Не сочтите за обиду, если я замечу, что вы были не очень-то взыскательными зрителями. Самые неуклюжие трюки вызывали ваш восторг, и любой фокус был вам интереснее, чем «Отче наш». Вам хотелось, чтобы небо, в котором вы нуждались, вытряхнули для вас из рукава, так же как и духовное утешение; и когда это удавалось вашему пастору, вы восхищались им, питали к нему искреннюю благодарность.
Дети мои! Хорошо было нам друг с другом! Я добросовестно пекся о ваших душах, любил поесть, умел глубокомысленно молчать, а разговаривая — быть веселым и остроумным. И даже мои грузные телеса служили надежным мостом между вами и небом.
Я был для вас священным быком Аписом, ибо вы видели во мне все свои качества, только в преувеличенном виде. Когда мне случалось уезжать и я брал себе билет второго класса, а жену и детей заставлял ехать в третьем, вы, объятые благодарностью, готовы были видеть во мне сверхчеловека. Ведь это вам же шло на пользу, это были ваши же черты, которые в вашем духовном отце дошли до размеров уже сверхъестественных. Священный бык Апис воплотил в себе все недостойные ваши качества. А разве всем нам не нравится дерьмо превращать в золото?

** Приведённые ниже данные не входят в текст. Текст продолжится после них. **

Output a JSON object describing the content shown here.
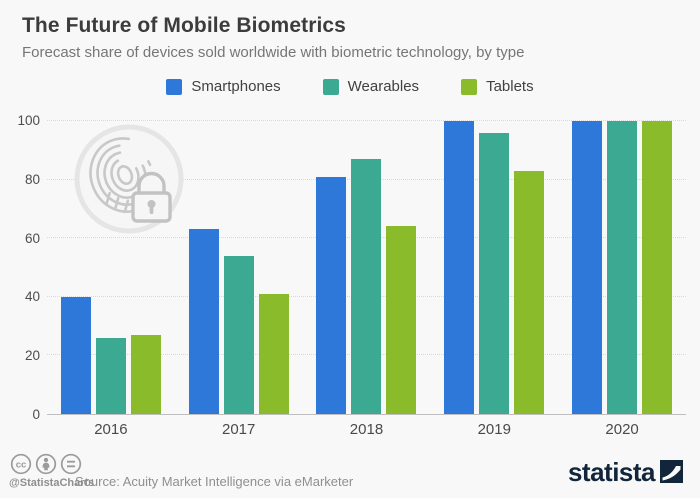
{
  "title": "The Future of Mobile Biometrics",
  "subtitle": "Forecast share of devices sold worldwide with biometric technology, by type",
  "chart_data": {
    "type": "bar",
    "categories": [
      "2016",
      "2017",
      "2018",
      "2019",
      "2020"
    ],
    "series": [
      {
        "name": "Smartphones",
        "color": "#2D78D8",
        "values": [
          40,
          63,
          81,
          100,
          100
        ]
      },
      {
        "name": "Wearables",
        "color": "#3CA993",
        "values": [
          26,
          54,
          87,
          96,
          100
        ]
      },
      {
        "name": "Tablets",
        "color": "#8ABB2A",
        "values": [
          27,
          41,
          64,
          83,
          100
        ]
      }
    ],
    "ylabel": "",
    "xlabel": "",
    "ylim": [
      0,
      100
    ],
    "yticks": [
      0,
      20,
      40,
      60,
      80,
      100
    ],
    "grid": "horizontal-dotted",
    "legend_position": "top-center",
    "watermark": "fingerprint-lock"
  },
  "footer": {
    "handle": "@StatistaCharts",
    "source": "Source: Acuity Market Intelligence via eMarketer",
    "brand": "statista",
    "license_icons": [
      "cc-icon",
      "attribution-icon",
      "equals-icon"
    ]
  },
  "colors": {
    "background": "#f8f8f8",
    "title": "#3c3c3c",
    "subtitle": "#767676",
    "axis_text": "#4d4d4d",
    "gridline": "#d9d9d9",
    "axis_line": "#bfbfbf",
    "footer_text": "#8f8f8f",
    "brand_navy": "#12263b",
    "watermark_gray": "#c8c8c8"
  }
}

Хорошо было нам с вами! С какой охотой слушали и созерцали вы самих себя в вашем пастыре!
А как он умел проповедовать! Это, пожалуй, и было в нем самое поразительное. Он мог начать со сточной канавы и кончить небом, — вот почему люди шли издалека, чтобы только его послушать. Оттого, что при случае он мог начать с неба, а кончить сточной канавой, его проповеди не становились скучнее. Интересно было и то, что у него не было заранее заготовленных текстов для того или иного дня: никто не знал, о чем он будет говорить. Одним словом, у вас был пастор, который мог взойти на кафедру и произнести прекрасную речь; он мало в чем уступал тому английскому пастору, который умел произносить слово Месопотамия так, что все прихожане плакали от умиления.
А теперь он стоит здесь и завидует бессмысленно лепечущему младенцу!
Месопотамия! Сколь бы растроганными и потрясенными не ушли вы отсюда — Месопотамия!
Да, друзья мои! Но теперь со всем этим покончено! Господь бог серьезнее, чем мы с вами полагали, и не терпит пустых, хотя и благозвучных слов. Господь сковал мои челюсти и сделал язык мой не покорным мне — за то, что он отказался воспевать вашу жизнь и ваши обычаи. Мне больше недозволено восхвалять ваши свойства, которые некоторые называли тупостью, узостью и нежеланием признавать за другими право на жизнь, но которые мы в один голос называли качествами, необходимыми для сохранения здоровой человеческой породы. И господь пожелал, чтобы мне тяжко стало, носить мои два с половиной центнера, бывшие столь прочным мостом между вами и небом! Разве все вы не думали, что такое могучее тело — это небесная благодать, осеняющая вас в лице вашего пастора? А теперь оно обернулось подлинным проклятием плоти! Дети мои! Как добры мы были друг к другу, мы взаимно потакали нашим слабостям, полагая, что так будет хорошо для обеих сторон.